An upgrade and downgrade list will usually include a lot of information, which we’ll quickly go over.
First, we have relatively straightforward information; the date, the stock symbol or ticker (the series of letters by which the company is identified on an exchange), and the company’s name.
You’ll typically find two other pieces of information that may require a bit more explanation: the category and the analyst firm. The analyst firm is the firm from which the analysis is employed. The category is essential since it provides information on any changes to the stock’s rating.
Upgrades and downgrades we’ve already explained, but you may also see “maintains” or “initiates coverage on”. A “maintains” listing comes from a hold recommendation, which is neither a buy nor sell recommendation. A “maintains” listing is better than a downgrade but not as good as an upgrade. Finally, “initiates coverage on” means that the analyst has begun to cover that company and has released an initial report.
FDA approvals occur when the FDA has approved a drug for use and are stock catalysts for biotech companies.
Biotech stocks are often highly volatile. A new drug may show a lot of promise, and that company’s stock may shoot up, but if the medicine fails to receive FDA approval, its share price will often decline precipitously.
Since FDA approval is the final stage for a new drug before it is allowed into the market, this is often the most dramatic catalyst, but it is not the only one. New pharmaceutical medicines can make companies massive profits, but the path from promising drugs to FDA approval is fraught. There are multiple stages of clinical trials, competitors, deferred FDA approval reviews, and more.
Those previously less familiar with the biotech industry may have become more familiar with it in 2020 when the race to create a Covid vaccine received a healthy amount of media coverage. The market reacted to each update in the vaccine process, and we saw the share price of the top vaccine contenders increase due to the high demand for the vaccine (every person in the world).
While not every biotech saga is quite as dramatic, the bottom line is that the general process and the announcements which may serve as catalysts remain pretty similar.
The FDA Calendar is a great place to start if you’re looking for a comprehensive list of biotech stocks and their stock catalysts.
The final catalyst we’ll look at is social signals, all about detecting social trends that will impact the stock market.

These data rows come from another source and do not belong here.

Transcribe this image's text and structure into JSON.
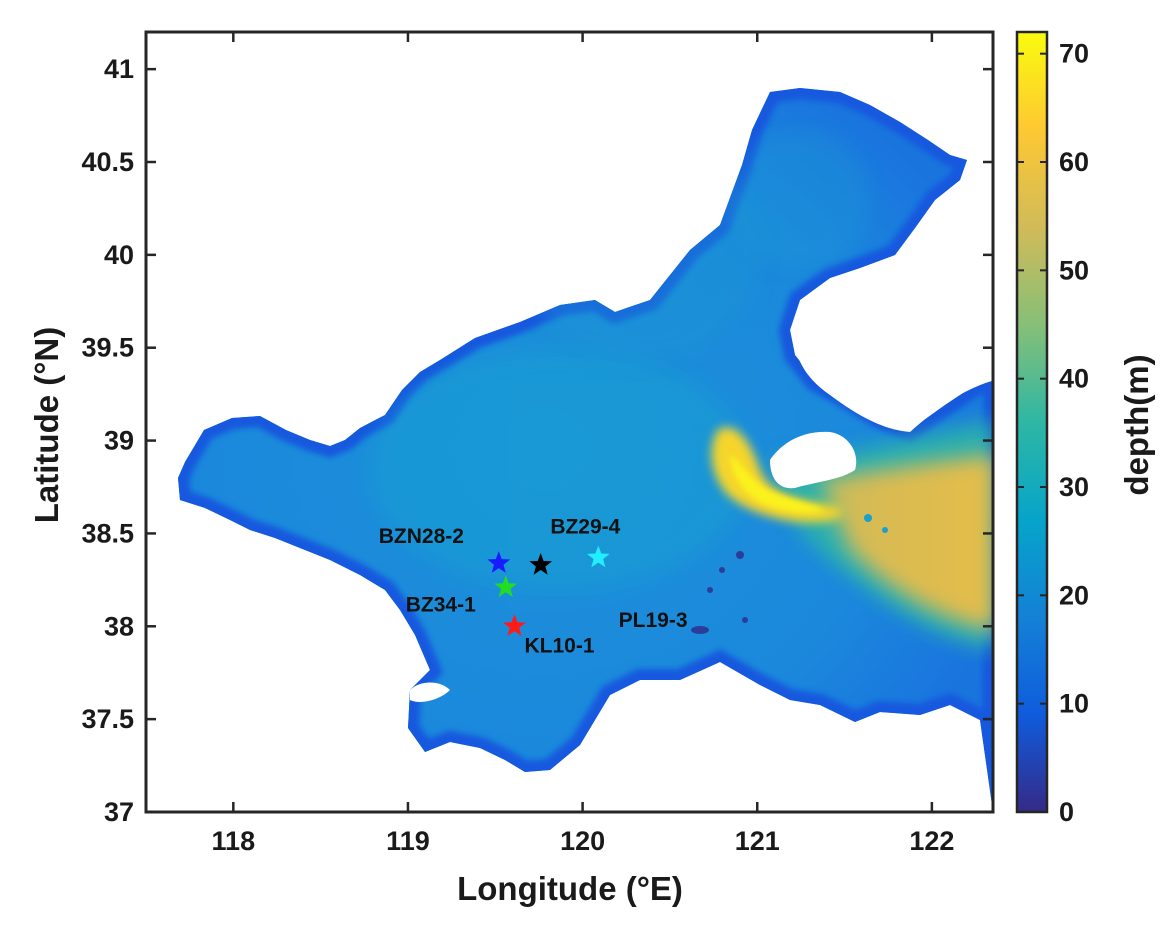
{
  "map": {
    "xlabel": "Longitude (°E)",
    "ylabel": "Latitude (°N)",
    "xlim": [
      117.5,
      122.35
    ],
    "ylim": [
      37.0,
      41.2
    ],
    "xticks": [
      118,
      119,
      120,
      121,
      122
    ],
    "yticks": [
      37,
      37.5,
      38,
      38.5,
      39,
      39.5,
      40,
      40.5,
      41
    ],
    "xtick_labels": [
      "118",
      "119",
      "120",
      "121",
      "122"
    ],
    "ytick_labels": [
      "37",
      "37.5",
      "38",
      "38.5",
      "39",
      "39.5",
      "40",
      "40.5",
      "41"
    ],
    "colorbar": {
      "label": "depth(m)",
      "range": [
        0,
        72
      ],
      "ticks": [
        0,
        10,
        20,
        30,
        40,
        50,
        60,
        70
      ],
      "tick_labels": [
        "0",
        "10",
        "20",
        "30",
        "40",
        "50",
        "60",
        "70"
      ],
      "colormap": "parula",
      "colors": [
        "#352a87",
        "#0f5cdd",
        "#1481d6",
        "#06a4ca",
        "#2eb7a4",
        "#87bf77",
        "#d1bb59",
        "#fec832",
        "#f9fb0e"
      ]
    },
    "stations": [
      {
        "name": "BZN28-2",
        "lon": 119.52,
        "lat": 38.34,
        "color": "#1a1aff"
      },
      {
        "name": "BZ34-1",
        "lon": 119.56,
        "lat": 38.21,
        "color": "#22dd22"
      },
      {
        "name": "KL10-1",
        "lon": 119.61,
        "lat": 38.0,
        "color": "#ff1a1a"
      },
      {
        "name": "PL19-3",
        "lon": 119.76,
        "lat": 38.33,
        "color": "#000000"
      },
      {
        "name": "BZ29-4",
        "lon": 120.09,
        "lat": 38.37,
        "color": "#22eeff"
      }
    ]
  }
}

Social signals can be either hard or soft catalysts depending upon the nature of the information. In our previous example, using Google Trend data to review the popularity of the search term “facemasks” in the United States would be an example of a soft catalyst.
Discovering on Twitter or a social signal app like SocialArb that Pelaton has a three-month waitlist due to demand is an example of a hard catalyst.
Unlike our previous four common catalysts, social arbitrage is harder to pin down. It requires a more in-depth understanding of the context of the specific trend and its implications for both individual companies and the stock market as a whole.